アフリカ南部のカラハリ砂漠で、自由で自律的な生活を営んでいた人類最古の種族である「サン族」は、彼らの生活圏に在る世界最大級のダイヤモンド鉱山を手に入れたかったボツワナ政府の手によって、その先祖代々の生活圏を取り上げられて強制移動させられ、狩猟採集による自給自足の伝統的生活ができなくなり、今では、ボツワナ政府の用意した居住地で、何もせずに、政府の援助と保護に頼って、怠惰に自堕落に食っちゃ寝の生活をしている。
朝から晩まで、酒を飲み、タバコをふかし、ビリヤードに興じる以外、何もしない若者たちを眺めて、サン族の長老はため息をつく。自立して生きていく術を奪われて、先祖代々営んできた生活から切り離された彼らは、人間としての誇りも気概も失ってしまった。こんな状態では、生きているとは言えない。
こうして、ホモ・サピエンスの黎明期の遺伝子であるA系統のY染色体ハプログローブを持ち、古代から自律的な生活を営んできた誇りある「サン族」の伝統文化は、今、解体・消滅しつつある。
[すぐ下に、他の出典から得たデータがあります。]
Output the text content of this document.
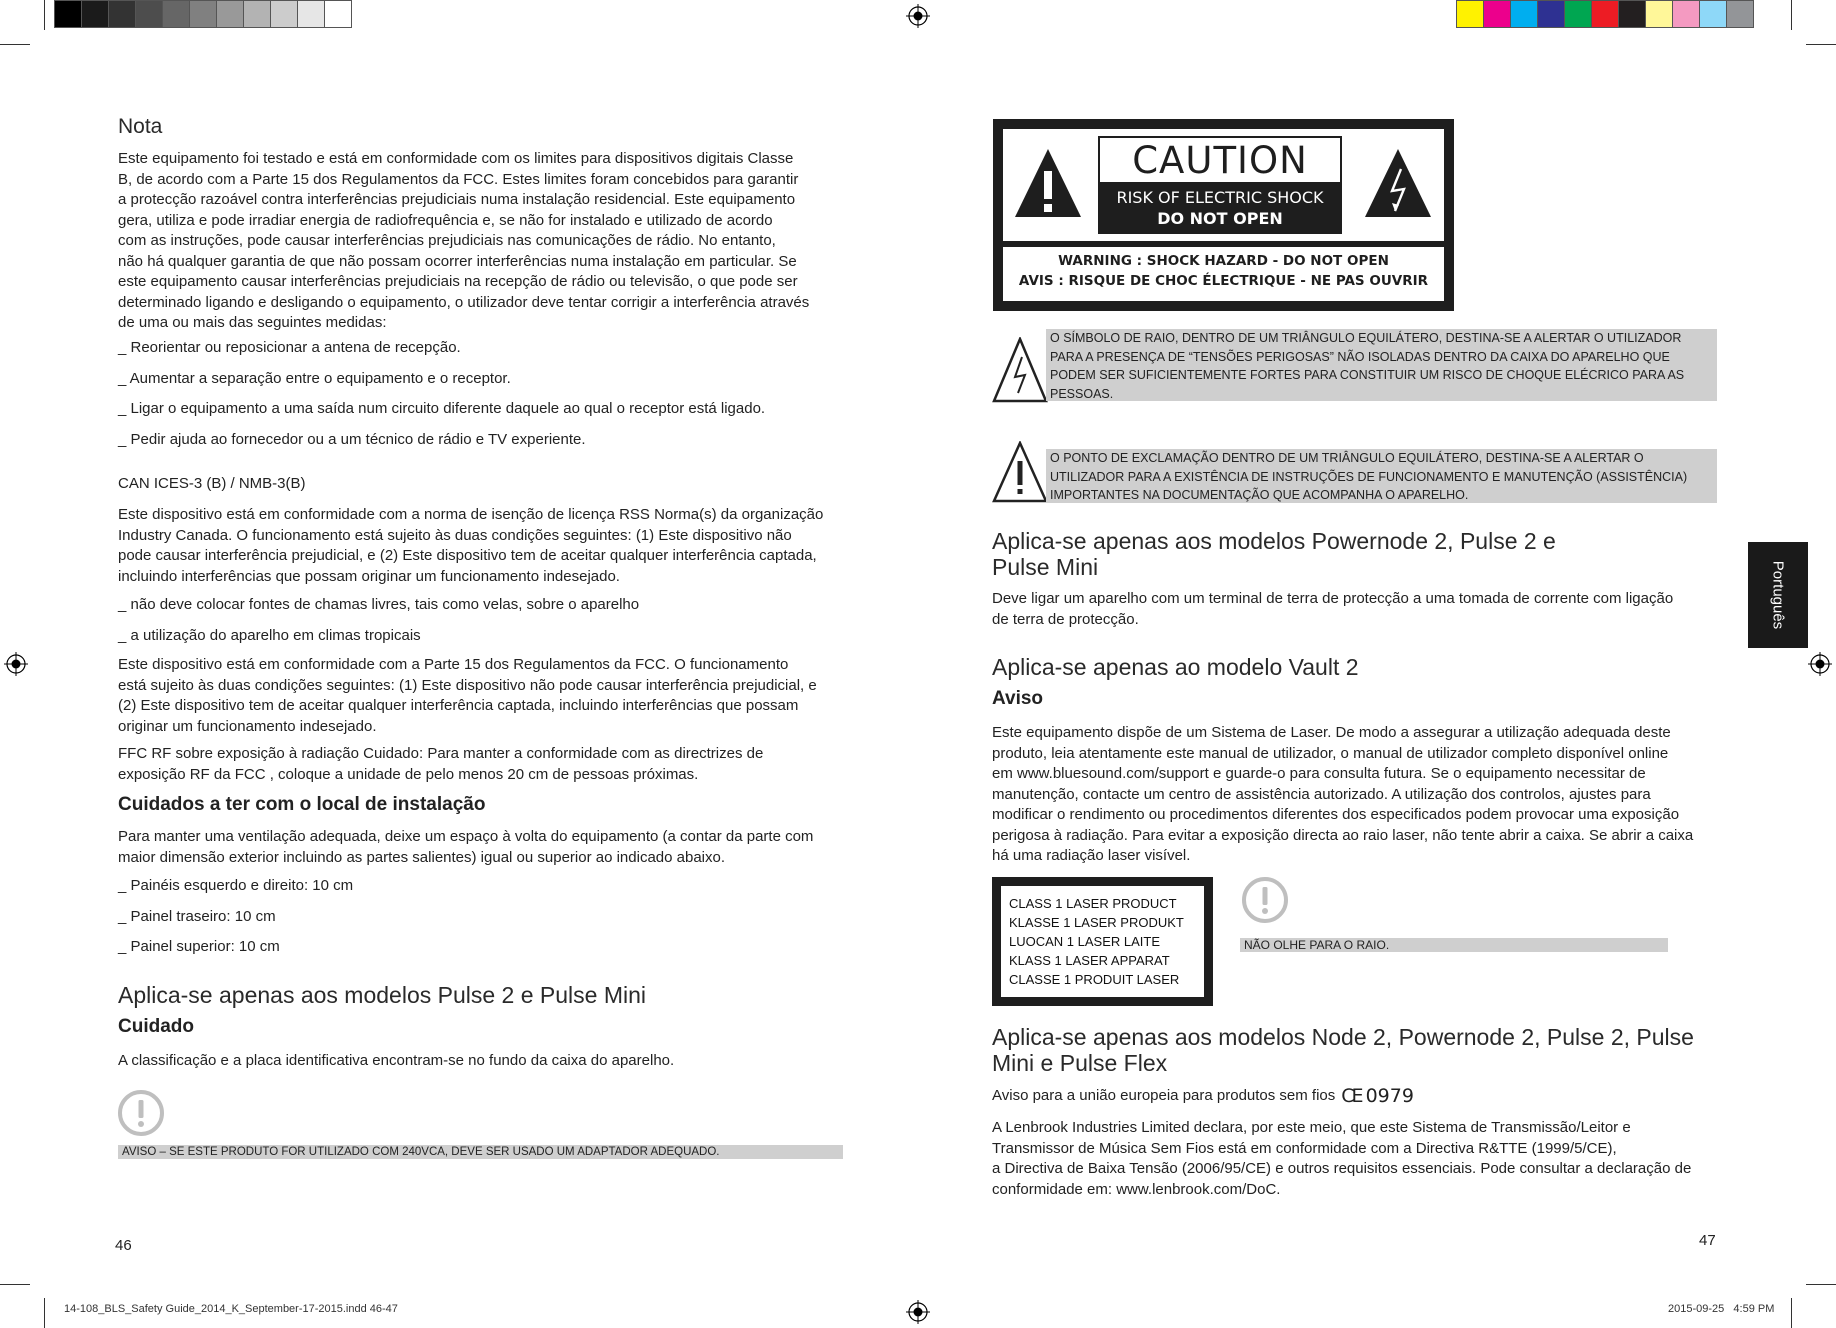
14-108_BLS_Safety Guide_2014_K_September-17-2015.indd 46-47	2015-09-25   4:59 PM
Nota
Este equipamento foi testado e está em conformidade com os limites para dispositivos digitais Classe
B, de acordo com a Parte 15 dos Regulamentos da FCC. Estes limites foram concebidos para garantir
a protecção razoável contra interferências prejudiciais numa instalação residencial. Este equipamento
gera, utiliza e pode irradiar energia de radiofrequência e, se não for instalado e utilizado de acordo
com as instruções, pode causar interferências prejudiciais nas comunicações de rádio. No entanto,
não há qualquer garantia de que não possam ocorrer interferências numa instalação em particular. Se
este equipamento causar interferências prejudiciais na recepção de rádio ou televisão, o que pode ser
determinado ligando e desligando o equipamento, o utilizador deve tentar corrigir a interferência através
de uma ou mais das seguintes medidas:
_ Reorientar ou reposicionar a antena de recepção.
_ Aumentar a separação entre o equipamento e o receptor.
_ Ligar o equipamento a uma saída num circuito diferente daquele ao qual o receptor está ligado.
_ Pedir ajuda ao fornecedor ou a um técnico de rádio e TV experiente.
CAN ICES-3 (B) / NMB-3(B)
Este dispositivo está em conformidade com a norma de isenção de licença RSS Norma(s) da organização
Industry Canada. O funcionamento está sujeito às duas condições seguintes: (1) Este dispositivo não
pode causar interferência prejudicial, e (2) Este dispositivo tem de aceitar qualquer interferência captada,
incluindo interferências que possam originar um funcionamento indesejado.
_ não deve colocar fontes de chamas livres, tais como velas, sobre o aparelho
_ a utilização do aparelho em climas tropicais
Este dispositivo está em conformidade com a Parte 15 dos Regulamentos da FCC. O funcionamento
está sujeito às duas condições seguintes: (1) Este dispositivo não pode causar interferência prejudicial, e
(2) Este dispositivo tem de aceitar qualquer interferência captada, incluindo interferências que possam
originar um funcionamento indesejado.
FFC RF sobre exposição à radiação Cuidado: Para manter a conformidade com as directrizes de
exposição RF da FCC , coloque a unidade de pelo menos 20 cm de pessoas próximas.
Cuidados a ter com o local de instalação
Para manter uma ventilação adequada, deixe um espaço à volta do equipamento (a contar da parte com
maior dimensão exterior incluindo as partes salientes) igual ou superior ao indicado abaixo.
_ Painéis esquerdo e direito: 10 cm
_ Painel traseiro: 10 cm
_ Painel superior: 10 cm
Aplica-se apenas aos modelos Pulse 2 e Pulse Mini
Cuidado
A classificação e a placa identificativa encontram-se no fundo da caixa do aparelho.
AVISO – SE ESTE PRODUTO FOR UTILIZADO COM 240VCA, DEVE SER USADO UM ADAPTADOR ADEQUADO.
46
CAUTION
RISK OF ELECTRIC SHOCK
DO NOT OPEN
WARNING : SHOCK HAZARD - DO NOT OPEN
AVIS : RISQUE DE CHOC ÉLECTRIQUE - NE PAS OUVRIR
O SÍMBOLO DE RAIO, DENTRO DE UM TRIÂNGULO EQUILÁTERO, DESTINA-SE A ALERTAR O UTILIZADOR
PARA A PRESENÇA DE “TENSÕES PERIGOSAS” NÃO ISOLADAS DENTRO DA CAIXA DO APARELHO QUE
PODEM SER SUFICIENTEMENTE FORTES PARA CONSTITUIR UM RISCO DE CHOQUE ELÉCRICO PARA AS
PESSOAS.
O PONTO DE EXCLAMAÇÃO DENTRO DE UM TRIÂNGULO EQUILÁTERO, DESTINA-SE A ALERTAR O
UTILIZADOR PARA A EXISTÊNCIA DE INSTRUÇÕES DE FUNCIONAMENTO E MANUTENÇÃO (ASSISTÊNCIA)
IMPORTANTES NA DOCUMENTAÇÃO QUE ACOMPANHA O APARELHO.
Aplica-se apenas aos modelos Powernode 2, Pulse 2 e
Pulse Mini
Deve ligar um aparelho com um terminal de terra de protecção a uma tomada de corrente com ligação
de terra de protecção.
Aplica-se apenas ao modelo Vault 2
Aviso
Este equipamento dispõe de um Sistema de Laser. De modo a assegurar a utilização adequada deste
produto, leia atentamente este manual de utilizador, o manual de utilizador completo disponível online
em www.bluesound.com/support e guarde-o para consulta futura. Se o equipamento necessitar de
manutenção, contacte um centro de assistência autorizado. A utilização dos controlos, ajustes para
modificar o rendimento ou procedimentos diferentes dos especificados podem provocar uma exposição
perigosa à radiação. Para evitar a exposição directa ao raio laser, não tente abrir a caixa. Se abrir a caixa
há uma radiação laser visível.
CLASS 1 LASER PRODUCT
KLASSE 1 LASER PRODUKT
LUOCAN 1 LASER LAITE
KLASS 1 LASER APPARAT
CLASSE 1 PRODUIT LASER
NÃO OLHE PARA O RAIO.
Aplica-se apenas aos modelos Node 2, Powernode 2, Pulse 2, Pulse
Mini e Pulse Flex
Aviso para a união europeia para produtos sem fios CE 0979
A Lenbrook Industries Limited declara, por este meio, que este Sistema de Transmissão/Leitor e
Transmissor de Música Sem Fios está em conformidade com a Directiva R&TTE (1999/5/CE),
a Directiva de Baixa Tensão (2006/95/CE) e outros requisitos essenciais. Pode consultar a declaração de
conformidade em: www.lenbrook.com/DoC.
47
Português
ちなみに「サン族(ブッシュマン)」は、20世紀初頭のドイツ人による大虐殺で8割が殺され、残りが奴隷化された遊牧民族のコイコイ人(ホッテントット/ナマ人)と共に、現存する唯一のA系統最多頻度種族「コイサン人種(カポイド)」を形成する種族だ。
つまり、サン族の遺伝子は、およそ27万年前に発生した最初の「新人(ホモ・サピエンス)」の遺伝子を色濃く受け継いでいる、現在生き残っている中では、もっとも古い希少な系統の遺伝子なのである。
サン族の現在の総人口は約6万人で、北海道在住のアイヌとほぼ同じだが、現在、彼らは砂漠に暮らす唯一の採集狩猟民族である。身長は成人男子で155cm程度。平均成人身長150cm以下のピグミーとは異なる。吸着音・クリック音を子音に使用する古代言語(コイサン語)を使用する。
「サン族」は、かつては「ブッシュマン(茂みに住む人)」と呼ばれ、世界に広く知られていた。1981年に南アフリカで製作された「ミラクル・ワールド ブッシュマン」というカラハリ砂漠での彼らの日常を描いた映画が、当時、日本でも大ヒットしていて、サン族の自由で陽気で逞しい採集狩猟生活の様子が大いに話題となった。あの頃、この映画に主演して、世界中で人気者となっていたブッシュマンのニカウさんを知らない日本人はいなかった。
また、1982年にサンリオから出版されたヴァン・デル・ポストの名作「風のような物語」と続編「遥かに遠い場所」も、ブッシュマンのカップルとカラハリ砂漠を旅する白人のティーンエイジャーカップルのお話だった。
一ヶ所に定住することなく、大自然の中に溶け込んで生きる「サン族」の生き様は、当時、とても眩しく感じられたものだ。1980年代前半、昭和末期の日本は、管理と依存、利潤と効率、競争と欲望の資本主義にがんじがらめになって首まで浸かっていた。ニカウさんのカラッとした陽気さ、足るを知る充足感と幸福感に満ちた、厳しくも明るい生活は、そうした資本主義社会の対極にあるものだった。彼らの存在は、本当に眩しかった。
ところが、その「サン族」が、今、ボツワナ政府によって、種族としての息の根を止められようとしている。ボツワナ政府は、サン族の強制定住を「自然保護のためだ」と言っているが、真っ赤な嘘である。「サン族の生活圏にあるダイヤモンド鉱山を手に入れるためである」ことは、誰の目にも明白だ。
ボツワナは、総人口235万人の小国でありながら、世界第二のダイヤモンド産出国であり、それゆえに、ボツワナの経済は、ダイヤモンド産出の収入に強く依存している。ダイヤモンドの採鉱による収入は、ボツワナのGDPの3分の1を超え、輸出総額の90%を占める。外貨獲得の手段は、ダイヤモンドの他に、ニッケルや銅などあるが、いずれも鉱物資源である。そうした世界有数の豊かな鉱産資源が、カラハリ砂漠にはあるのだ。
しかし、そんなことは、貨幣経済の外で自給自足の生活をしていたサン族には、何の関係もない話である。
人間の肥大し偏った目先の欲望が、文化人類史上もっとも重要な文化を滅ぼし、ヒトの生物多様性を狭め、長い目で見て、人類社会を滅亡の危機に陥らせる結果となる。実に愚かな所業である。